Registration = pd.read_csv('/media/Registration.csv',
sep='\t', header=0)
The goal is to find the n strings separately for each variable. For example, in this case I have done it for the first data in the list:
names_1 = Registration[Registration['Identifier'].str.contains(lines[1])]
print(names_1)
Only keeping the lines that have "John" as an identifier. However, I am trying to create n dataframes as there are items in the "file.txt" list.
names_1 = Registration[Registration['Identifier'].str.contains(lines[1])]
names_2 = Registration[Registration['Identifier'].str.contains(lines[2])]
names_3 = Registration[Registration['Identifier'].str.contains(lines[3])]
names_n = Registration[Registration['Identifier'].str.contains(lines[n])]
But I'm a bit stuck and I don't know how to do this loop. Someone help me? Thanks!
CodePudding user response:
Theoretically speaking, the answer to your question is that local variables are stored in a dictionary accessible with the function locals(). As a result, it is possible to generate variables in a loop exactly as asked.
for i, line in enumerate(lines):
locals()[f'names_{i}'] = Registration[Registration['Identifier'].str.contains(line)]

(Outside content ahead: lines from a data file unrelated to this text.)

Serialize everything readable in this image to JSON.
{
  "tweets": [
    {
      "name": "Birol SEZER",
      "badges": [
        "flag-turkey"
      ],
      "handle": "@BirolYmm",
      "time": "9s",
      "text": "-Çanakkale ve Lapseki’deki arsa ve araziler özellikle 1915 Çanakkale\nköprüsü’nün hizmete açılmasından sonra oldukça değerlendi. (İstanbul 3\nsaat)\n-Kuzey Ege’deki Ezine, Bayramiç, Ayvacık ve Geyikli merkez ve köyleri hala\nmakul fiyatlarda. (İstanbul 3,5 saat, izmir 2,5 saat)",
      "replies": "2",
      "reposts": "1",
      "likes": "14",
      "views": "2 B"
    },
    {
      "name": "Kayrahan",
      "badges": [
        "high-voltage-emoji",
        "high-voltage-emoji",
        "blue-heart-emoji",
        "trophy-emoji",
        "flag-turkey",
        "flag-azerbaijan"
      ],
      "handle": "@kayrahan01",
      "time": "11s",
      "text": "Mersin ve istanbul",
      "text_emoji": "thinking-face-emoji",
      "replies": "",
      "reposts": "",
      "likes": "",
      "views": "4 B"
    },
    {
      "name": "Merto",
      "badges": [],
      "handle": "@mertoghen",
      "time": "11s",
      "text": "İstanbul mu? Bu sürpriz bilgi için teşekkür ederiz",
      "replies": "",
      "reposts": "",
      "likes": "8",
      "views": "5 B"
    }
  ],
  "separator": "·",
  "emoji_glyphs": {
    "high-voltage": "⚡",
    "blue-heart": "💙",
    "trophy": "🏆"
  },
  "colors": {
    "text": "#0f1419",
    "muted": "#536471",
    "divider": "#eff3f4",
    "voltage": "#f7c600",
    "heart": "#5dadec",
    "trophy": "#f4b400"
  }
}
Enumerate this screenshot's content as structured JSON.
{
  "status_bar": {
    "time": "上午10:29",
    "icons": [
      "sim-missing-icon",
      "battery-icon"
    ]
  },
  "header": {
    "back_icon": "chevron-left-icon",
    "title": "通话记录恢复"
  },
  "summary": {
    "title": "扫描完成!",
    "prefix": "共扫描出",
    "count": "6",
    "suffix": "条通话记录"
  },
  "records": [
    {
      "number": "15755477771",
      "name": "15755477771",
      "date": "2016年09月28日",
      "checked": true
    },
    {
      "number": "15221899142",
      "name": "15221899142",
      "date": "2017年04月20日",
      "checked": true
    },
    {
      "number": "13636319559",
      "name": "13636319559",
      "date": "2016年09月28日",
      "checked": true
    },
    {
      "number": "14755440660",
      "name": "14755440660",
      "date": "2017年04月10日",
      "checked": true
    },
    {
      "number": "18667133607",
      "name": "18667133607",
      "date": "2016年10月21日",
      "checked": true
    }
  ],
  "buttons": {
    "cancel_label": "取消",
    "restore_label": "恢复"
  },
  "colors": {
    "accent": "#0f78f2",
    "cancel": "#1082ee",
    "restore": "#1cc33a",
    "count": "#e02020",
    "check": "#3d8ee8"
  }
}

However, just because you can do it doesn't mean you should, it's generally not a good idea to generate variables in this manner.
Just ask yourself, how would you access the nth variable? You are going down a path that will make your data difficult to work with. A better approach is to use a data structure like a dictionary or a list to easily keep track of it.
names = []
for line in lines:
names.append(Registration[Registration['Identifier'].str.contains(line)])
Do note also that the first index is 0, not 1.
CodePudding user response:
Python list indexes begin by 0.
Try with a for-loop like this:
for i in range(len(lines)):
names = Registration[Registration['Identifier'].str.contains(lines[i])]
But then you'll need to keep value of names
. Maybe in a list:
name_list = []
for i in range(len(lines)):
names = Registration[Registration['Identifier'].str.contains(lines[i])]
name_list.append(names)
print(name_list)
Try this! Enjoy coding!